As I continue to scroll down the list, I see more of the same. Tiny books for tiny tots take up most of the top 50. I finally find something resembling serious adult fiction at number 42, where Sally Rooney’s new novel Intermezzo resides.
Just stop and mull this over—not a single serious novel made it into the top 40. Zero! Bupkes! This is the literary culture we’ve created for ourselves—and it’s tinier than the toddlers who now set the tone for the book business.
Of course, book reading of all sorts is in decline—fewer than half of US adults read a book in the last year, according to the NEA. But fiction readership has been hurt most of all, falling 17% over the course of a decade.
The result is that 62% of those surveyed read no fiction whatsoever—neither novels nor short stories.
“I’ve become self-conscious about reading in public—something I’ve done all my life, but never before with such unease.”
I’ve personally encountered a growing hostility to book-readers in recent years. If you mention a contemporary novel in conversation, you will hear dismissive comments in response—such as:
You read novels? Who has time for that?
That seems innocent enough, but the facial expressions that accompany these remarks are unsettling. I can’t help remembering Pol Pot who, when he took over in Cambodia, killed everybody who read books.
Maybe I’m misinterpreting the pervasive vibe of brat culture.

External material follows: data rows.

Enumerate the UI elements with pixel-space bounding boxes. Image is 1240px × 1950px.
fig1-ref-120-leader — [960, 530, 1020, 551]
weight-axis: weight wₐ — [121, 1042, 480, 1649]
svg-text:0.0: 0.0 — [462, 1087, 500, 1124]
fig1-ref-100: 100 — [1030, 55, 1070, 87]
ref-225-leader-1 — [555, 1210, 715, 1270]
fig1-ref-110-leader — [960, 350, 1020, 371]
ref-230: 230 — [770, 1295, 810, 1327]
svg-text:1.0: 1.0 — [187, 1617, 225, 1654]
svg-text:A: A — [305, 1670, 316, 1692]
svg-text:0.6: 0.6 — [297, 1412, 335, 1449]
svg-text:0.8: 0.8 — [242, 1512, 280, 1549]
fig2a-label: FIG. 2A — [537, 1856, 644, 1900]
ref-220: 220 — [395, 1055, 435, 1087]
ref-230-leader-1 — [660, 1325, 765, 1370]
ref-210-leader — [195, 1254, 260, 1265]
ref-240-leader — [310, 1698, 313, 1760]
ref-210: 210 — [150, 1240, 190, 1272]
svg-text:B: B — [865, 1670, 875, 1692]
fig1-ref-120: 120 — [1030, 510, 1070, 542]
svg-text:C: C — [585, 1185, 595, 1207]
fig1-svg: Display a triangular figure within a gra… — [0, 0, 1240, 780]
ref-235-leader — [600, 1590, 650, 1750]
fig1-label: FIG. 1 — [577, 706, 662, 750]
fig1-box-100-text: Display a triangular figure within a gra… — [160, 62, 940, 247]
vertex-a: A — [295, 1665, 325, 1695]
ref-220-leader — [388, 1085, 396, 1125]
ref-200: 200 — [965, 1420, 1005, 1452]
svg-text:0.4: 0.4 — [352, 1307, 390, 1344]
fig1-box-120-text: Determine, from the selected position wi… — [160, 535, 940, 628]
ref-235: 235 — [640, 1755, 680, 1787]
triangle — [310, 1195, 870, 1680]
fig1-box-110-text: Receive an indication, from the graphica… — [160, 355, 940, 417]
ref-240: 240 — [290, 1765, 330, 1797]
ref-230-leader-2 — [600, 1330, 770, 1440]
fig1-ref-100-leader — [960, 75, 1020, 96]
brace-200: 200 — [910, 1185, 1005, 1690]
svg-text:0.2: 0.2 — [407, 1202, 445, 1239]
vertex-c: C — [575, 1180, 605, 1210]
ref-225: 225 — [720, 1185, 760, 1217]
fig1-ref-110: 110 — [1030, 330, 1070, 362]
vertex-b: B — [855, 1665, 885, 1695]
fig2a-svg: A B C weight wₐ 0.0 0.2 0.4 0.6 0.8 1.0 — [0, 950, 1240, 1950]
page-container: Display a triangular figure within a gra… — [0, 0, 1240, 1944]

But the result is that, over time, I’ve become self-conscious about reading in public—something I’ve done all my life, but never before with such unease.
From the stares and passing comments, I can tell that this is considered odd behavior, and inspires distrust in some circles.
The same day I did this survey of bestsellers, The Atlantic published a scorching indictment entitled “The Elite College Students Who Can’t Read Books.”
The author talked to 33 professors about the reading skills of college students today—and their verdict is gloomy.
A Berkeley professor admits that she has cut required reading in half—and no longer expects students to read entire books, just extracts.
A Georgetown professor complains that students lose focus now when reading a sonnet—a 14-line poem!
A University of Virginia professor says that students are now “shutting down” when faced with new ideas.
A Columbia professors sums up the crisis: “It’s not that they don’t want to do the reading. It’s that they don’t know how.”